With notation \(\mu_0= E\left[Y_i\mid x_i=0\right]\) and \(\mu_1= E\left[Y_i\mid x_i=1\right]\) this becomes \[\beta_1 = \mu_1-\mu_0.\]
We can show that \[\begin{array}{ccll} \hat\beta_0 &=& \bar{Y}_1&\text{ (sample mean of reference group)} \\ \hat\beta_1 &=& \bar{Y}_2-\bar{Y}_1&\text{(estimator of effect size)} \\ \text{MSE} &=& S_p^2 . \end{array}\]
Tests \(H_0:\beta_1=0\) vs. \(H_1:\beta_1\neq0\) can be used to assess the null hypothesis of the two-sample \(t\)-test, \(H_0:\mu_1=\mu_2\) vs \(H_1:\mu_1\neq\mu_2\).
brca$node <- as.factor(brca$node)
t.test(age~node,brca,var.equal=TRUE)
Two Sample t-test
data: age by node
t = -2.7988, df = 30, p-value = 0.008879
alternative hypothesis: true difference in means is not equal to 0
95 percent confidence interval:
-15.791307 -2.467802
sample estimates:
mean in group 0 mean in group 1
59.94737 69.07692
lm3 <- lm(age~node,brca)
summary(lm3)
Call:
lm(formula = age ~ node, data = brca)
Residuals:
Min 1Q Median 3Q Max
-19.9474 -5.3269 0.0526 5.3026 18.0526
Coefficients:
Estimate Std. Error t value Pr(>|t|)
(Intercept) 59.947 2.079 28.834 < 2e-16 ***
node1 9.130 3.262 2.799 0.00888 **
---
Signif. codes: 0 '***' 0.001 '**' 0.01 '*' 0.05 '.' 0.1 ' ' 1
Residual standard error: 9.063 on 30 degrees of freedom
Multiple R-squared: 0.207, Adjusted R-squared: 0.1806
F-statistic: 7.833 on 1 and 30 DF, p-value: 0.008879
plot(lm3)
brca %>% ggplot(aes(x=node%>%as.factor,y=age)) +
geom_boxplot()
par(mfrow=c(3,3))
set.seed(354)
for(i in 1:9) plot(rnorm(32)~node,brca,ylab="iid N(0,1)")
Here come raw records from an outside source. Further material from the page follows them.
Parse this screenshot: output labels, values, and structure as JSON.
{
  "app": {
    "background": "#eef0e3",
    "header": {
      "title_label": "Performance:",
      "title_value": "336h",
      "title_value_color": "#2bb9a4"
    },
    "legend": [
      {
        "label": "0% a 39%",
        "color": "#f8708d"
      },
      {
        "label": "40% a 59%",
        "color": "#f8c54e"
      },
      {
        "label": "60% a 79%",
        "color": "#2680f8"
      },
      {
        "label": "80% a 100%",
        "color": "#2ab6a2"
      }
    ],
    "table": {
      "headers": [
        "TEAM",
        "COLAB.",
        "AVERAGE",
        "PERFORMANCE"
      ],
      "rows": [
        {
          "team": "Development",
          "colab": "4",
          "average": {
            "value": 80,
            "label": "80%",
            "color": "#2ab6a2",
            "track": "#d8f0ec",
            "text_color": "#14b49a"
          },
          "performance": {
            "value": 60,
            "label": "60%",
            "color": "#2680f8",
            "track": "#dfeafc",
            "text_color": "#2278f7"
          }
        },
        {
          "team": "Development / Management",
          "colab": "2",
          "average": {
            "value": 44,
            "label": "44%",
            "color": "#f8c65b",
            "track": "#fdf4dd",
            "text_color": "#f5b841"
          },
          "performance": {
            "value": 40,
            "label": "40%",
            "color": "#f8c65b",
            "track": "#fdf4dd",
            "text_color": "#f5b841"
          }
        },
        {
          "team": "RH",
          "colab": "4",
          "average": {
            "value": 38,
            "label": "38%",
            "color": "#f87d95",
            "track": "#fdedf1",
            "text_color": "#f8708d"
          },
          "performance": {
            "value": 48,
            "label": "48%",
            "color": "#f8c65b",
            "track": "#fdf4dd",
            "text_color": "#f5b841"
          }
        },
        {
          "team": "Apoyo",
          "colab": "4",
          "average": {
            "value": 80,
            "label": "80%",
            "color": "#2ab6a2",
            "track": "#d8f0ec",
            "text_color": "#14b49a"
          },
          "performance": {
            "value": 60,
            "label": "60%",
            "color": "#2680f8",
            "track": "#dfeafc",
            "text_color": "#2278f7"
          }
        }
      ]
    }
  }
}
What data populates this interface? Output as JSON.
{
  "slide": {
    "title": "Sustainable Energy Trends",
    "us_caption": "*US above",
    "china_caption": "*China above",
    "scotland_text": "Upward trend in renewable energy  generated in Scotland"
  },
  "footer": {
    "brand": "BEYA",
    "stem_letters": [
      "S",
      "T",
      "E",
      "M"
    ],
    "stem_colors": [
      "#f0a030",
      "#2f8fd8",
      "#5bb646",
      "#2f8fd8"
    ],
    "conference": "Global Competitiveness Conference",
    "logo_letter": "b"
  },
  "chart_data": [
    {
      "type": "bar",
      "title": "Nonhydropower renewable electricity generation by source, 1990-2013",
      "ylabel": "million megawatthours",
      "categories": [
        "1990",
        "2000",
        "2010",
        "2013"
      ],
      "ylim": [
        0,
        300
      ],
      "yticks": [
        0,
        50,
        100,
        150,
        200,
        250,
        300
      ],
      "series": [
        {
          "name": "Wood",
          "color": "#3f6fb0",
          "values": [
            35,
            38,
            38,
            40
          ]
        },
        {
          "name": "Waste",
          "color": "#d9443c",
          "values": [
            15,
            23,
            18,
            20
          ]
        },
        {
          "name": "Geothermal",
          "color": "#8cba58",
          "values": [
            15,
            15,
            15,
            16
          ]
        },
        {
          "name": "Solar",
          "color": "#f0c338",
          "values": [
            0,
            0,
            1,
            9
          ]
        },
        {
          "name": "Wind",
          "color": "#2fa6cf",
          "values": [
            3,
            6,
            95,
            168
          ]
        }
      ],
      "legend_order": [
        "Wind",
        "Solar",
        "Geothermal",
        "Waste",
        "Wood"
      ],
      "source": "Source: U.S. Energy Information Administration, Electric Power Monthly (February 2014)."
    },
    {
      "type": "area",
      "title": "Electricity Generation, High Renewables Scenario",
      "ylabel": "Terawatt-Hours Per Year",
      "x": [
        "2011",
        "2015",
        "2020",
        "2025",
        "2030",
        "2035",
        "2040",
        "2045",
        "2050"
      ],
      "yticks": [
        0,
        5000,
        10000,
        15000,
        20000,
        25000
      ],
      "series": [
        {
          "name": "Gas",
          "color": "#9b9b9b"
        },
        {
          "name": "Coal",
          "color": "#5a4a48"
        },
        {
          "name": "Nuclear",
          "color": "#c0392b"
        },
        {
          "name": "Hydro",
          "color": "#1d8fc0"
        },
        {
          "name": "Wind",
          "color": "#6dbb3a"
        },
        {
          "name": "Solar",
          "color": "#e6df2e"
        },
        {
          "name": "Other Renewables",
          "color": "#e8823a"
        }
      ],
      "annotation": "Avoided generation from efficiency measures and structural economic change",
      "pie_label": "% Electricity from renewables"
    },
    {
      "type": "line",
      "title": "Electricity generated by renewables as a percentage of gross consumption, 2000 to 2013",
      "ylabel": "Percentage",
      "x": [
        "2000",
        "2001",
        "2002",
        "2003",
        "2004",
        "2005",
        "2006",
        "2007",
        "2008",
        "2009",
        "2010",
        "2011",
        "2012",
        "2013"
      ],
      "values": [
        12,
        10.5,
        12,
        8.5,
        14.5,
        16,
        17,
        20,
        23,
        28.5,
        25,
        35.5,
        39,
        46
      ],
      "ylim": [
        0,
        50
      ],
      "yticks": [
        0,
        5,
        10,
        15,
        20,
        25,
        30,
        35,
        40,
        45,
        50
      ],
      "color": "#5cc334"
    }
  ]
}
Possibly confounding: no randomisation \(\rightarrow\) groups of patients with affected and unaffected lymph nodes. They can also differ in other characteristics.
We can only conclude that there is an association between lymph node status and age.
However, the association does not have to be causal!
Note, that this is also the case for the linear model for \(\log_2\)-S100A8-expression.